Вначале 20-х в опустевшей помещичьей усадьбе была организована коммуна, куда согнали жить бедняков. Переселенцы отгородились друг от друга занавесками, притащили с собой чугунки и шайки, по паркету топтался домашний скот. Однажды ночью кто-то увидел, как сын сбежавшего помещика что-то выкапывал из-под фундамента. С перепуга вся коммуна разбежалась по домам.

Во времена НЭПа жили, как в прежние времена. Выращивали хлеб, ездили на лошадках на базар. Массового голода в нашей деревне не было. В начале коллективизации две семьи кулаков были принудительно выселены в далекие края. Нашелся один мужик, который не вступил в колхоз принципиально. Его увещевали, притесняли в правах, в конце концов, посадили, но после войны он вернулся и благополучно дожил в своем доме до середины 60-х, пугая детей свирепым взглядом и косматой бородой.

Нисколько не оправдывая большой террор, не могу не отметить, что в нашей довоенной деревне на 200 дворов не было репрессировано ни одного. Старшие родственники не называли ни одной фамилии. Может, кто и пострадал из числа уехавших на стройки века, но колхозников не тронули.

Во время войны весь район был под оккупацией, но недолго. Немцы появились на мотоциклах, забили колхозную свинью, половили кур. Жители поначалу отсиживались в своих «окопах» на огородах, молодые девушки измазались сажей. Переночевав, немцы покатили дальше. За порядком следил назначенный ими староста. Жили у нас два брата-подростка, ходившие куда-то далеко к партизанам. Наверное, они занимались разведкой. Однажды староста предупредил родителей этих ребят, чтобы всякие хождения прекратились, потому что немцы что-то заподозрили. К нему прислушались...

Зимой 1942 года передовая линия глубокой обороны проходила в сорока километрах от наших мест. Деревня оказались в тылу Красной армии, почти все жители эвакуировались в Тульскую область.

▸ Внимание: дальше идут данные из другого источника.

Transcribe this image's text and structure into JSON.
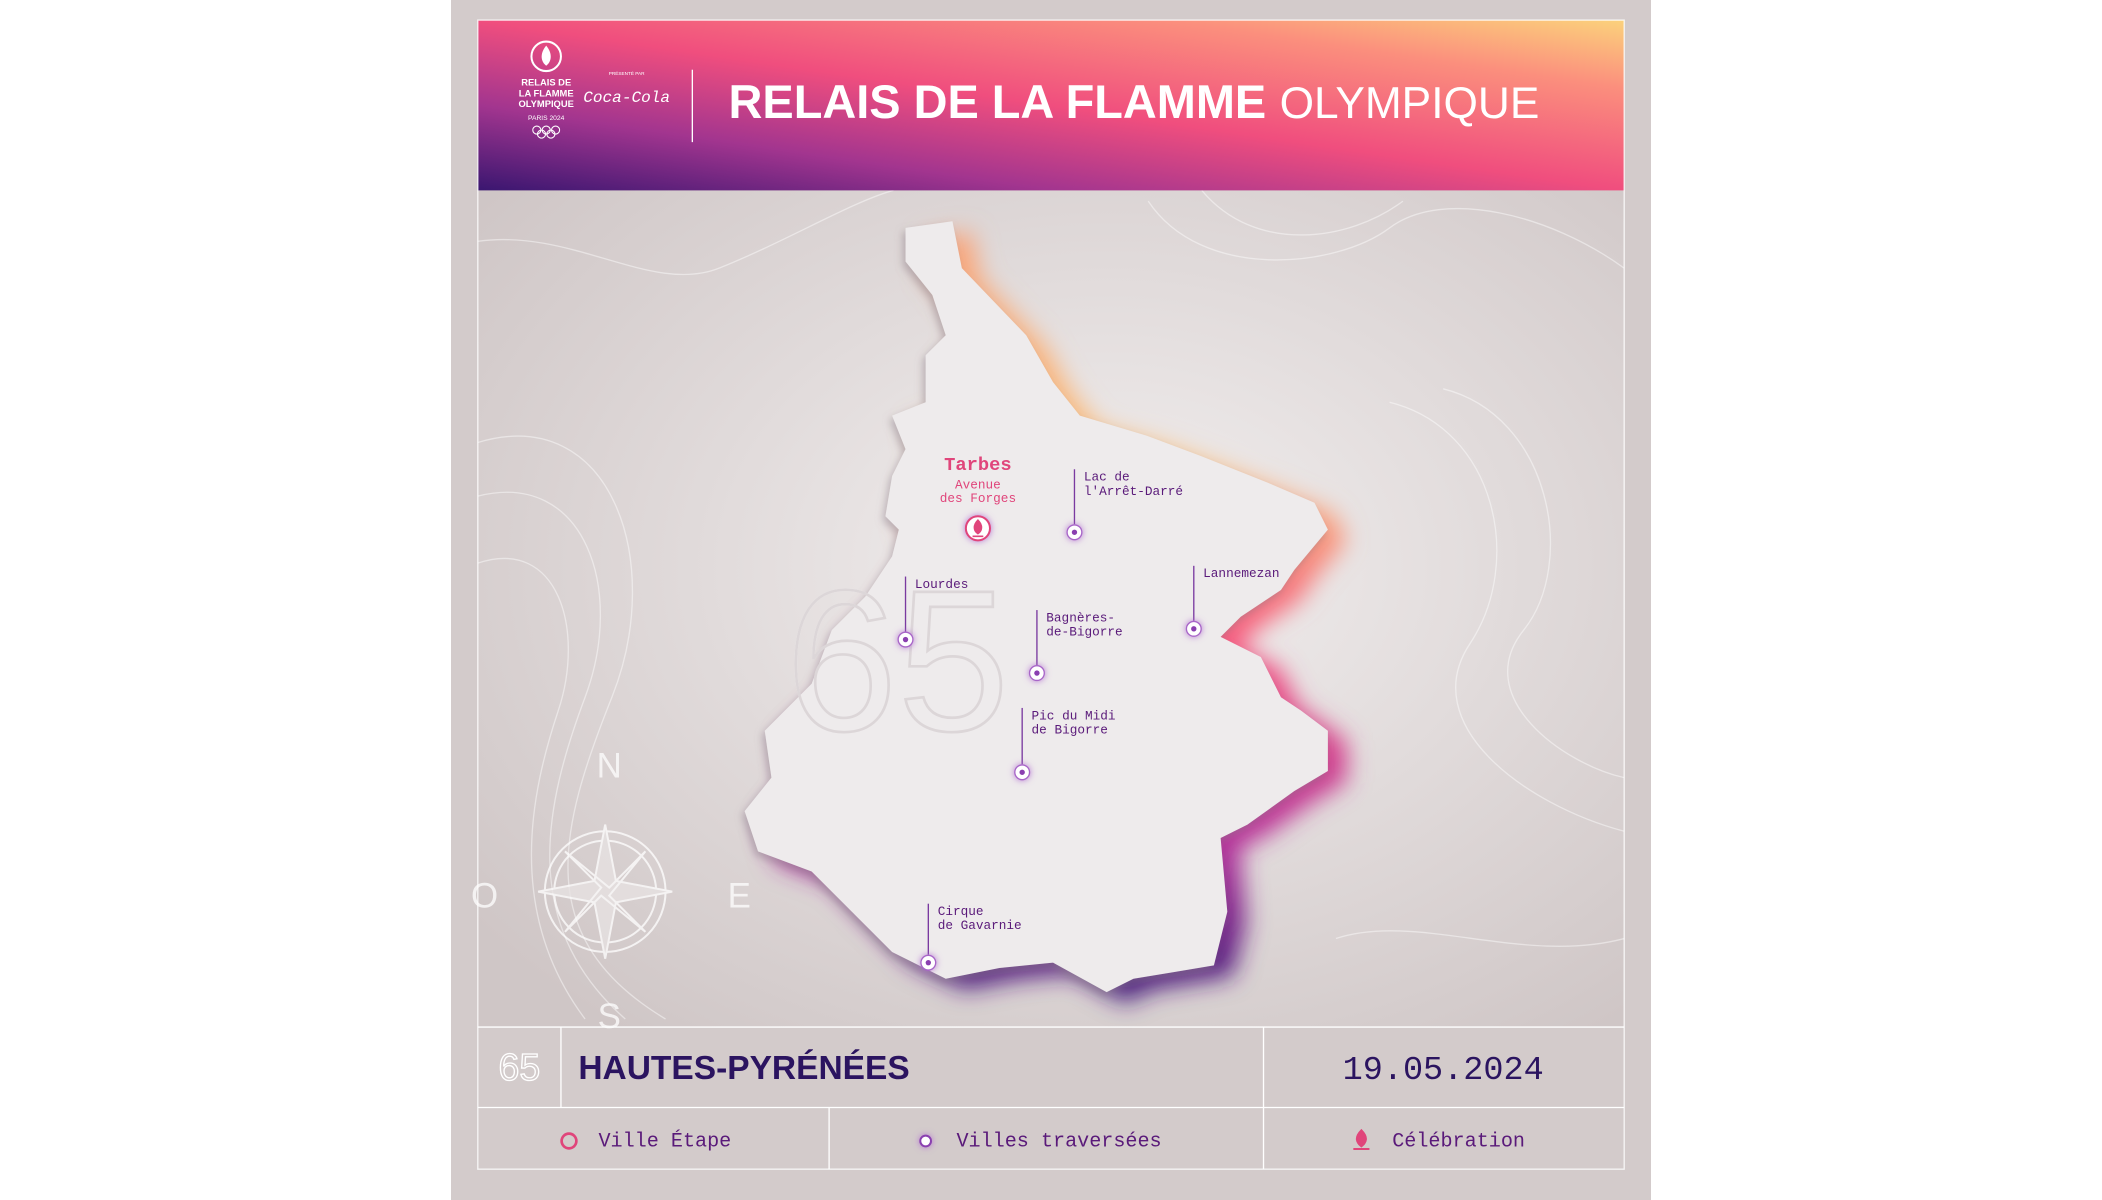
{
  "header": {
    "logo": {
      "lines": [
        "RELAIS DE",
        "LA FLAMME",
        "OLYMPIQUE"
      ],
      "edition": "PARIS 2024"
    },
    "sponsor": {
      "presented_by": "PRÉSENTÉ PAR",
      "brand": "Coca-Cola"
    },
    "title_bold": "RELAIS DE LA FLAMME",
    "title_light": "OLYMPIQUE"
  },
  "map": {
    "stage": {
      "city": "Tarbes",
      "venue": [
        "Avenue",
        "des Forges"
      ]
    },
    "places": [
      {
        "label": [
          "Lac de",
          "l'Arrêt-Darré"
        ]
      },
      {
        "label": [
          "Lourdes"
        ]
      },
      {
        "label": [
          "Lannemezan"
        ]
      },
      {
        "label": [
          "Bagnères-",
          "de-Bigorre"
        ]
      },
      {
        "label": [
          "Pic du Midi",
          "de Bigorre"
        ]
      },
      {
        "label": [
          "Cirque",
          "de Gavarnie"
        ]
      }
    ],
    "compass": [
      "N",
      "E",
      "S",
      "O"
    ]
  },
  "footer": {
    "department_number": "65",
    "department_name": "HAUTES-PYRÉNÉES",
    "date": "19.05.2024"
  },
  "legend": [
    "Ville Étape",
    "Villes traversées",
    "Célébration"
  ]
}
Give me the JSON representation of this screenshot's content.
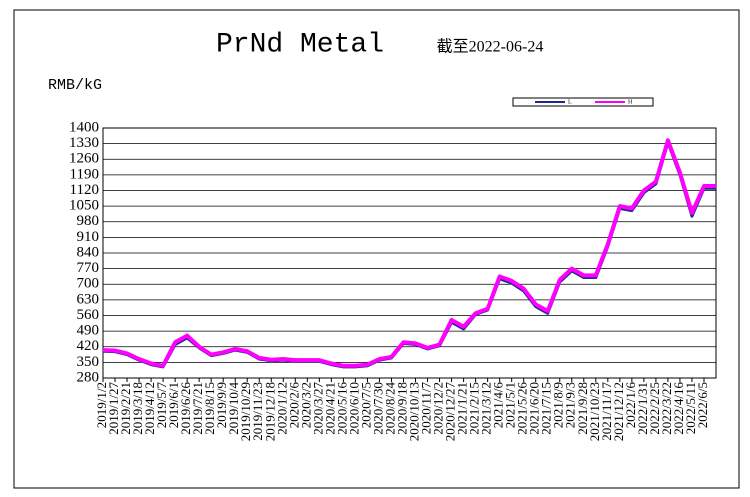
{
  "chart_data": {
    "type": "line",
    "title": "PrNd Metal",
    "subtitle": "截至2022-06-24",
    "y_label": "RMB/kG",
    "categories": [
      "2019/1/2",
      "2019/1/27",
      "2019/2/21",
      "2019/3/18",
      "2019/4/12",
      "2019/5/7",
      "2019/6/1",
      "2019/6/26",
      "2019/7/21",
      "2019/8/15",
      "2019/9/9",
      "2019/10/4",
      "2019/10/29",
      "2019/11/23",
      "2019/12/18",
      "2020/1/12",
      "2020/2/6",
      "2020/3/2",
      "2020/3/27",
      "2020/4/21",
      "2020/5/16",
      "2020/6/10",
      "2020/7/5",
      "2020/7/30",
      "2020/8/24",
      "2020/9/18",
      "2020/10/13",
      "2020/11/7",
      "2020/12/2",
      "2020/12/27",
      "2021/1/21",
      "2021/2/15",
      "2021/3/12",
      "2021/4/6",
      "2021/5/1",
      "2021/5/26",
      "2021/6/20",
      "2021/7/15",
      "2021/8/9",
      "2021/9/3",
      "2021/9/28",
      "2021/10/23",
      "2021/11/17",
      "2021/12/12",
      "2022/1/6",
      "2022/1/31",
      "2022/2/25",
      "2022/3/22",
      "2022/4/16",
      "2022/5/11",
      "2022/6/5",
      null
    ],
    "series": [
      {
        "name": "L",
        "color": "#1f2a8a",
        "values": [
          400,
          398,
          385,
          360,
          340,
          330,
          430,
          460,
          415,
          380,
          390,
          405,
          395,
          365,
          357,
          360,
          355,
          355,
          355,
          340,
          330,
          330,
          335,
          360,
          370,
          435,
          430,
          410,
          425,
          530,
          500,
          565,
          585,
          725,
          705,
          670,
          600,
          570,
          710,
          760,
          730,
          730,
          870,
          1040,
          1030,
          1110,
          1150,
          1335,
          1190,
          1005,
          1130,
          1130
        ]
      },
      {
        "name": "H",
        "color": "#ff00ff",
        "values": [
          405,
          403,
          390,
          365,
          345,
          335,
          440,
          470,
          420,
          385,
          395,
          410,
          400,
          370,
          362,
          365,
          360,
          360,
          360,
          345,
          335,
          335,
          340,
          365,
          375,
          440,
          435,
          415,
          430,
          540,
          510,
          570,
          590,
          735,
          715,
          680,
          610,
          580,
          720,
          770,
          740,
          740,
          880,
          1050,
          1040,
          1120,
          1160,
          1345,
          1200,
          1020,
          1140,
          1140
        ]
      }
    ],
    "ylim": [
      280,
      1400
    ],
    "yticks": [
      280,
      350,
      420,
      490,
      560,
      630,
      700,
      770,
      840,
      910,
      980,
      1050,
      1120,
      1190,
      1260,
      1330,
      1400
    ],
    "grid": true
  }
}
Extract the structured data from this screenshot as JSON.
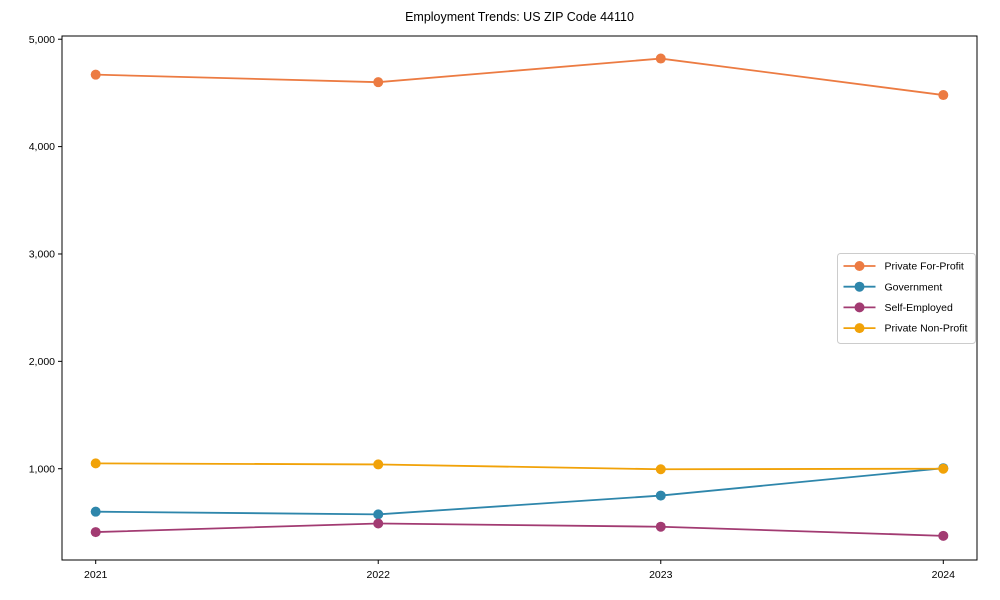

К сожалению, не знаю, сколько моих земляков погибло в годы ВОВ. Как и везде, - много. В нашей семье – двое...

А после войны, в 1947 году, забрали в НКВД моего родного дядю, младшего брата того первого комсомольца. Он демобилизовался после службы в армии, вернулся в деревню, встретил друга. Обрадовались, посидели на берегу реки, распили бутылку водки на двоих. А на следующий день нагрянули в деревню суровые товарищи из райцентра и увезли дядю с собой.

Донос поступил от того самого друга. Якобы во время разговора на бережку мой дядя вытащил пистолет и сказал: «Вот что будет Сталину на 1 мая!» Не больше и не меньше. Сталинские орлы в те времена уже вернулись к законности, в ситуации разбирались, хотя и долго. Следствие длилось не один месяц. Дядя твердил одно и то же: «Дайте нам очную ставку!». Наконец, это было разрешено. Увидев худого измученного узника, «друг» побледнел и стал путаться в показаниях, ссылаясь на забывчивость по пьянке. Дядю отпустили, даже предлагали написать встречное заявление за клевету, но он не стал. Вернулся домой, а вскоре и «друг» заявился, опять с бутылкой. Просил прощения. Мол, хотелось вырваться из колхоза, устроиться на работу в милицию, но ему поставили условие: поможешь раскрыть какое-нибудь дело – тогда возьмем. Вот и придумал он «беспроигрышный вариант», однако времена уже были не те.

И какие же выводы? Через малое иногда видится и большое. Во всяком случае, для меня. Это как в статистических опросах: если выявится тенденция в малой группе людей, ее можно распространить и на большую. А статистика такова: двести дворов – это не менее тысячи человек, включая детей. На эту тысячу один сбежавший помещик с женой и сыном, один раненый в продразверстку, ни одного умершего от голода, две семьи высланных кулаков, один отсидевший за сопротивление генеральной линии партии, один репрессированный по доносу и впоследствии реабилитированный. Как-то так.